Barbara: I'm paraphrasing Aaron, he's saying he thinks that this was more important to them than "being heard". That was a small part of it but more important was this moment of waking up, even if they sank right back into the doubting or discursive or ego mind.

K: So is working skillfully with ego the same as mastering life in the not-knowing?

Aaron: I am Aaron. The ego self can master many skills. It can know, for example, how to plant seeds, what kind of soil conditions those seeds do best in, how to nurture the seeds so that rich crops will grow. This is not co-creating. This is using power to control the world. He was more interested in that level of experience we come to where there is no self and we are co-creating, aware of the divinity in everything. Knowledge is still useful. Pondering, “how much water do these seedlings need”, you speak to the seedlings and ask. Maybe they need more water than the seedlings of the same variety needed last year. Who knows? You can't just say “I know.” You ask them. There must be no preformulated concept there, so knowing has to go. As long as you are stuck in knowing you're not receptive to new information. This place of divinity in the self can only deeply be accessed when one is aware of the divinity in everything. This is what he sought to awaken: the ability to recognize and rest in that divinity while still acknowledging the experience of the human self in its physical and emotional and mental bodies. Because only there can one truly express love, unconditional love into the world. And it's important to recognize that unconditional love is enhanced by the human experiences of fear or doubt. Because when there is this human experience of limitation, and one recognizes it for what it is and refuses to be caught in it, this further empowers the intention to express the divine self. Can you see that? I pause.

clean to here

R: I had an experience with a client today  (personal details deleted. Talking about a client in a difficult relationship situation who was getting in touch with anger.)

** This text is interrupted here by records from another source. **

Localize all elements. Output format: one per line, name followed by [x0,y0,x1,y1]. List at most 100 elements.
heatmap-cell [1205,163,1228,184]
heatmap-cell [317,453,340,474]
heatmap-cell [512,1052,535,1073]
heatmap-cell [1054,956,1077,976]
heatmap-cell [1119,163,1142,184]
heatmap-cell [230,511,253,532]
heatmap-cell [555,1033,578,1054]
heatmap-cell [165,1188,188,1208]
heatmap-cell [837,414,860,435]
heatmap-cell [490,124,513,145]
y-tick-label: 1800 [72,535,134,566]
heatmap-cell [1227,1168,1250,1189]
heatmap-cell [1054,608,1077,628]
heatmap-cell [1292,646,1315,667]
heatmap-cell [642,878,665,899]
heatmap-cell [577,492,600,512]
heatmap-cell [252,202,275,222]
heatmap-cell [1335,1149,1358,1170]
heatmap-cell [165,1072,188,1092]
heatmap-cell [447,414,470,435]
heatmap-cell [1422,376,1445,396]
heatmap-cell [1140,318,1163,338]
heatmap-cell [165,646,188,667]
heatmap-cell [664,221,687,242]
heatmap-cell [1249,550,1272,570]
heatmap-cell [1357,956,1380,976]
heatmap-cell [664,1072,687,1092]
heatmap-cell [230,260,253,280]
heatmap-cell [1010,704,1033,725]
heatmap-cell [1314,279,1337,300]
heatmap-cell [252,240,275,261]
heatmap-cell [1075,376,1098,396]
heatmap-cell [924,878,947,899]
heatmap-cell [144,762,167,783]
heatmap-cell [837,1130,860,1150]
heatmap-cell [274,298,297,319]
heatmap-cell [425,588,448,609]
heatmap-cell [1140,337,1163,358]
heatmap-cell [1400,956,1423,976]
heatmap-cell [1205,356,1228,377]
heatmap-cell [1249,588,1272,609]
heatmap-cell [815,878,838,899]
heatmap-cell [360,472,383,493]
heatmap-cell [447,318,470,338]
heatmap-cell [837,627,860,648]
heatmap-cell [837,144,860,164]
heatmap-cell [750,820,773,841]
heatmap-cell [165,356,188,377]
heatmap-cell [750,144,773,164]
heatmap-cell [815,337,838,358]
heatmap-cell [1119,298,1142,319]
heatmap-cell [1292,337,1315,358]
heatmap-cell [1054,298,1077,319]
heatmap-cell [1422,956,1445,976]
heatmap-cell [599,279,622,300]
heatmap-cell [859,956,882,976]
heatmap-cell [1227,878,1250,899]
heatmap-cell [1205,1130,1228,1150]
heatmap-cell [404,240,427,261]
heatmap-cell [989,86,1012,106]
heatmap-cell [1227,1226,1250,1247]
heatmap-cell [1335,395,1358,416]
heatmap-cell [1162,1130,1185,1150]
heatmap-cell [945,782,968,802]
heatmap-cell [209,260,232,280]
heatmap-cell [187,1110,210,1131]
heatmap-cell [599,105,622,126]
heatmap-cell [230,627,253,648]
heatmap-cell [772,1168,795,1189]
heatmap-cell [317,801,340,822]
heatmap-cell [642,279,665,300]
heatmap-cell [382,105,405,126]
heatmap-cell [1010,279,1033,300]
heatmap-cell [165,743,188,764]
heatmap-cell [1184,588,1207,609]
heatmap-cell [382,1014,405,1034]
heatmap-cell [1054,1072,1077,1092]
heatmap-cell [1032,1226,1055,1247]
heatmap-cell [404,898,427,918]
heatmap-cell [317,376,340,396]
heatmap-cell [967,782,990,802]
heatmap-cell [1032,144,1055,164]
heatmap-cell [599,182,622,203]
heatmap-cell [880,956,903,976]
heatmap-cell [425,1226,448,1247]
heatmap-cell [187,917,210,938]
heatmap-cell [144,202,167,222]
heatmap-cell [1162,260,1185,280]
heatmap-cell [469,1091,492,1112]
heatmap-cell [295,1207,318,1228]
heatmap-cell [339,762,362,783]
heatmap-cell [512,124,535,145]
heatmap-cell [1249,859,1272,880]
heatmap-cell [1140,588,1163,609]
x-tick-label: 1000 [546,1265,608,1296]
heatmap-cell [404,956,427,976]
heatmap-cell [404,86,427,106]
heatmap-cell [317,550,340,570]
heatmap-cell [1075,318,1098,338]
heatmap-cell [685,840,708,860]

Now, my feeling was that it was good for her to get in touch with those feelings because before that she was never in touch with those feelings and it got expressed through the physical. But now I wonder, was that a good thing to do? I guess my question is, you become "spiritual" without respecting the human feelings of the ego. And I think that's what was happening to her. And I tried to get her to really respect those feelings and to have mercy on those feelings. So in a way I encouraged the ego to express itself rather than the spiritual aspect.

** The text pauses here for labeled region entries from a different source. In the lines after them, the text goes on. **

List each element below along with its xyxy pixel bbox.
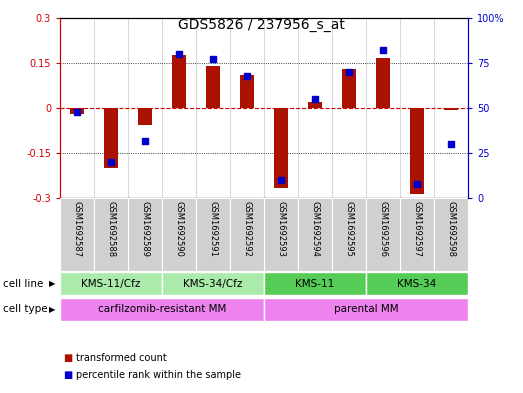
Bar — [128, 198, 162, 271]
Bar — [309, 102, 322, 108]
Text: KMS-34/Cfz: KMS-34/Cfz — [184, 279, 243, 289]
Point — [413, 181, 422, 187]
Text: KMS-11: KMS-11 — [295, 279, 335, 289]
Point — [175, 51, 184, 57]
Text: parental MM: parental MM — [334, 305, 399, 314]
Bar — [230, 198, 264, 271]
Bar — [264, 298, 468, 321]
Point — [379, 47, 388, 53]
Bar — [264, 272, 366, 296]
Text: GSM1692598: GSM1692598 — [447, 201, 456, 257]
Text: GSM1692594: GSM1692594 — [311, 201, 320, 257]
Point — [141, 138, 150, 144]
Text: GSM1692592: GSM1692592 — [243, 201, 252, 257]
Bar — [60, 272, 162, 296]
Bar — [400, 198, 434, 271]
Text: cell line: cell line — [3, 279, 43, 289]
Bar — [70, 108, 84, 114]
Text: GSM1692596: GSM1692596 — [379, 201, 388, 257]
Bar — [60, 198, 94, 271]
Bar — [162, 198, 196, 271]
Point — [209, 56, 218, 62]
Text: transformed count: transformed count — [76, 353, 167, 363]
Text: GSM1692589: GSM1692589 — [141, 201, 150, 257]
Point — [73, 108, 82, 115]
Text: ■: ■ — [63, 353, 72, 363]
Bar — [162, 272, 264, 296]
Point — [243, 72, 252, 79]
Bar — [342, 69, 356, 108]
Text: GSM1692587: GSM1692587 — [73, 201, 82, 257]
Point — [277, 177, 286, 184]
Text: cell type: cell type — [3, 305, 47, 314]
Bar — [241, 75, 254, 108]
Bar — [138, 108, 152, 125]
Text: GSM1692590: GSM1692590 — [175, 201, 184, 257]
Bar — [298, 198, 332, 271]
Text: percentile rank within the sample: percentile rank within the sample — [76, 370, 241, 380]
Text: GSM1692588: GSM1692588 — [107, 201, 116, 257]
Bar — [206, 66, 220, 108]
Text: KMS-34: KMS-34 — [397, 279, 437, 289]
Bar — [94, 198, 128, 271]
Text: GDS5826 / 237956_s_at: GDS5826 / 237956_s_at — [178, 18, 345, 32]
Bar — [196, 198, 230, 271]
Text: KMS-11/Cfz: KMS-11/Cfz — [82, 279, 141, 289]
Bar — [411, 108, 424, 194]
Point — [447, 141, 456, 147]
Bar — [377, 58, 390, 108]
Bar — [445, 108, 458, 110]
Point — [345, 69, 354, 75]
Text: ▶: ▶ — [49, 305, 55, 314]
Text: GSM1692597: GSM1692597 — [413, 201, 422, 257]
Point — [311, 96, 320, 102]
Text: ■: ■ — [63, 370, 72, 380]
Text: GSM1692593: GSM1692593 — [277, 201, 286, 257]
Text: carfilzomib-resistant MM: carfilzomib-resistant MM — [98, 305, 226, 314]
Bar — [332, 198, 366, 271]
Bar — [264, 198, 298, 271]
Bar — [366, 272, 468, 296]
Point — [107, 159, 116, 165]
Bar — [366, 198, 400, 271]
Text: ▶: ▶ — [49, 279, 55, 288]
Text: GSM1692591: GSM1692591 — [209, 201, 218, 257]
Bar — [173, 55, 186, 108]
Bar — [434, 198, 468, 271]
Bar — [275, 108, 288, 188]
Text: GSM1692595: GSM1692595 — [345, 201, 354, 257]
Bar — [105, 108, 118, 168]
Bar — [60, 298, 264, 321]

Aaron: I am Aaron. I think you're correct, R, that in denying the anger one may bring that anger into the body and that may be one of the conditions to create distortion in the body. "Spiritual" is never in denial of anything. Spirit is the clarity which sees the human experience, be it physical, emotional or mental, pleasant or unpleasant, understands it, and yet does not suppress the human reaction.

A saint who is put to death, burned at the stake, still screams out in pain. When nails were hammered into Jesus' hands he cried out in pain. He did not hate those who hammered the nails. There's a difference. When one's beloved deserts one for another, anger is going to come up. The human feels anger. The human may experience that anger. Just because there's anger doesn't mean there has to be hatred. The anger is not limited by compassion, the anger may be immense. But there's no need to enact that anger. It's very clean; it comes through and it's energy and it's released. Perhaps not immediately but much faster than it would be if it were practiced as hatred and desire to harm those catalyzing  the anger. But suppression and judgment also lock in the anger and hold them into the body. Knowing it as anger and watching it move through, there can simultaneously be anger and compassion. This is the voice and clarity of spirit. I pause.

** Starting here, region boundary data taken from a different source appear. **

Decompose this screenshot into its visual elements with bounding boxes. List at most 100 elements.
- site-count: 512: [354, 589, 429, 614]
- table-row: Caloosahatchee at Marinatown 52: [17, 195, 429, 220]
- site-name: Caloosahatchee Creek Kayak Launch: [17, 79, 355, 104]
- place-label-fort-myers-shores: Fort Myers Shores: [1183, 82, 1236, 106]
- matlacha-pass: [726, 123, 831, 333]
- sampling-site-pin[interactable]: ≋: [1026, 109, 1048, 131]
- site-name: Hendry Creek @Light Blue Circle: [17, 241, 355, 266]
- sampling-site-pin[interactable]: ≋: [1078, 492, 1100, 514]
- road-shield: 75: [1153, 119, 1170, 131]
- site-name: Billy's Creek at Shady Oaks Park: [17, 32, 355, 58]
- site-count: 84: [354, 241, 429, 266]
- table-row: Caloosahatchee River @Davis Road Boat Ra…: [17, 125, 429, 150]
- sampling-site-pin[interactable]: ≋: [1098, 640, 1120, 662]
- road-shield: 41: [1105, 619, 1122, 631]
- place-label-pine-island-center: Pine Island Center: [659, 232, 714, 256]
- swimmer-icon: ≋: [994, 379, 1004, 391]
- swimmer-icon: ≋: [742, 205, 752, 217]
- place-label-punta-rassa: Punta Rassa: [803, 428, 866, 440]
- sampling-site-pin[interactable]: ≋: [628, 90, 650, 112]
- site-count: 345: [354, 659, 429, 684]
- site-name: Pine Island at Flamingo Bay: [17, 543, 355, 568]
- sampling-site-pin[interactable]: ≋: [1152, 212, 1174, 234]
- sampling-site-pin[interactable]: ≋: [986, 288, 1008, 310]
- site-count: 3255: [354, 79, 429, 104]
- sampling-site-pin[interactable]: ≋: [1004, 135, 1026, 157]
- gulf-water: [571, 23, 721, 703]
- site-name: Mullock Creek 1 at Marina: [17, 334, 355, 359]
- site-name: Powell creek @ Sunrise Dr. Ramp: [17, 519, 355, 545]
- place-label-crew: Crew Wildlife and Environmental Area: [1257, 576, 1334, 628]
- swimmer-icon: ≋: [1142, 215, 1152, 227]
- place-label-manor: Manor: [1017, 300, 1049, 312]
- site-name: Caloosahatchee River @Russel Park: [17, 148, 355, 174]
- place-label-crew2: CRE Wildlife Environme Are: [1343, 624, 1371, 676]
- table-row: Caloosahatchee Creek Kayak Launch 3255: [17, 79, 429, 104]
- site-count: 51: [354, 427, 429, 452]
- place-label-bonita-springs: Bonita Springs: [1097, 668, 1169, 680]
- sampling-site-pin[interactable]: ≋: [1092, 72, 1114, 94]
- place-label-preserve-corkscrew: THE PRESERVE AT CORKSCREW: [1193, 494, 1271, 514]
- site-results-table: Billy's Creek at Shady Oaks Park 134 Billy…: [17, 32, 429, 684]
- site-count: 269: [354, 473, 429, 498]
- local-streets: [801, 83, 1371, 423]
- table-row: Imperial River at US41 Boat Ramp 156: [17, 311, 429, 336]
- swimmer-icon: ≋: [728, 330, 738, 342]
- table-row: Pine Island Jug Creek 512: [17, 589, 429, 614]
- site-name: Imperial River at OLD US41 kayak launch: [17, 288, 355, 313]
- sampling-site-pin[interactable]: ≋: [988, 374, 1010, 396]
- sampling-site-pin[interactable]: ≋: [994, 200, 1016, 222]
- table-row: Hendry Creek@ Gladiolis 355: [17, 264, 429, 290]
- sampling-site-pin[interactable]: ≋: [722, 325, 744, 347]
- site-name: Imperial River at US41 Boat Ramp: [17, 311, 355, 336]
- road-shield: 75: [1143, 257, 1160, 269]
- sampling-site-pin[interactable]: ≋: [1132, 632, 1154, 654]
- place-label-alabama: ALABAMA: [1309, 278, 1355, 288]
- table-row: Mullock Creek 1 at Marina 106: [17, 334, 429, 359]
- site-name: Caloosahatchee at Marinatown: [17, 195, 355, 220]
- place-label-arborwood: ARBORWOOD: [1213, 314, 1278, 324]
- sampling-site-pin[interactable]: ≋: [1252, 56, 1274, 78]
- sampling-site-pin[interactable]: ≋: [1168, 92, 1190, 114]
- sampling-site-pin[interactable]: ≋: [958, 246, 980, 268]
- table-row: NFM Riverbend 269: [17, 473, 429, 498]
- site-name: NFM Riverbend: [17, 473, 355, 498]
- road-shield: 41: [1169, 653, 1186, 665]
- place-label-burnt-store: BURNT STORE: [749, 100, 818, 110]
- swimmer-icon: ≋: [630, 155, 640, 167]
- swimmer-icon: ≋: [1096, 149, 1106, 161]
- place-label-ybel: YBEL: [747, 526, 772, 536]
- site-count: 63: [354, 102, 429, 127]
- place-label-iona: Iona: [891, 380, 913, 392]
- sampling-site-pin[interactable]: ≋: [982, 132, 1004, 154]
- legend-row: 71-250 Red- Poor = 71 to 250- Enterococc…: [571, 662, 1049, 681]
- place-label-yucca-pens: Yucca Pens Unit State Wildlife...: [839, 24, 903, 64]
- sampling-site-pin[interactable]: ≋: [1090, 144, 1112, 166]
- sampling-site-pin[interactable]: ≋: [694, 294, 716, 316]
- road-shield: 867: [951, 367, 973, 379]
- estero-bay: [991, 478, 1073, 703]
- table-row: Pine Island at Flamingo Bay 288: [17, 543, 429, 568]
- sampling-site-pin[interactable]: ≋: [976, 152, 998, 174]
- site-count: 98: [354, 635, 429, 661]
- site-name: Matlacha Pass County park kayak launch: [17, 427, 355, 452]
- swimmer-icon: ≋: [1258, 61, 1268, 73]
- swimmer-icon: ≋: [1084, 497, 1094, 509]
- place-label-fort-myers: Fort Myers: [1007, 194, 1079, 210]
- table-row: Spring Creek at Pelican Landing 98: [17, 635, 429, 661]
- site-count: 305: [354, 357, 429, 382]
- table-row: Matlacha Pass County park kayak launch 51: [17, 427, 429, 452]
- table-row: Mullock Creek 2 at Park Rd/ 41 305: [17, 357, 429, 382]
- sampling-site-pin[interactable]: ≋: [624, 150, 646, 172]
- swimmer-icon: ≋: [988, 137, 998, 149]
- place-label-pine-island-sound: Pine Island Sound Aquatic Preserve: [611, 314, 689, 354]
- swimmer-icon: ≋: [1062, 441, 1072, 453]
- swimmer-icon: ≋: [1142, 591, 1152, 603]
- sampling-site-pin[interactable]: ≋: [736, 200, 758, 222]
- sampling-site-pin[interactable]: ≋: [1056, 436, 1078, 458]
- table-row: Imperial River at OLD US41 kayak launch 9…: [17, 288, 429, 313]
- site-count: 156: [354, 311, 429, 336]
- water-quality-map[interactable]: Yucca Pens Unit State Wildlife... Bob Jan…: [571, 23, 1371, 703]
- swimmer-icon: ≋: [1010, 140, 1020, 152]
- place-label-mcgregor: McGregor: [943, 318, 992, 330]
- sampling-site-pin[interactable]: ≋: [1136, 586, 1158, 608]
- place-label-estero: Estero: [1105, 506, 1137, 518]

Barbara: It's 10 o'clock, let us stop there.

D: Was the being that was the Buddha, did he come back as Jesus?

Barbara: Aaron says no.

Aaron: I am Aaron. They are so close in their spirit level realization as really to seem to be one being. But these are like 2 threads in their origin braided together. That specific energy that came as Jesus was in its early evolution of a different energy than the one that was known as Buddha. I pause.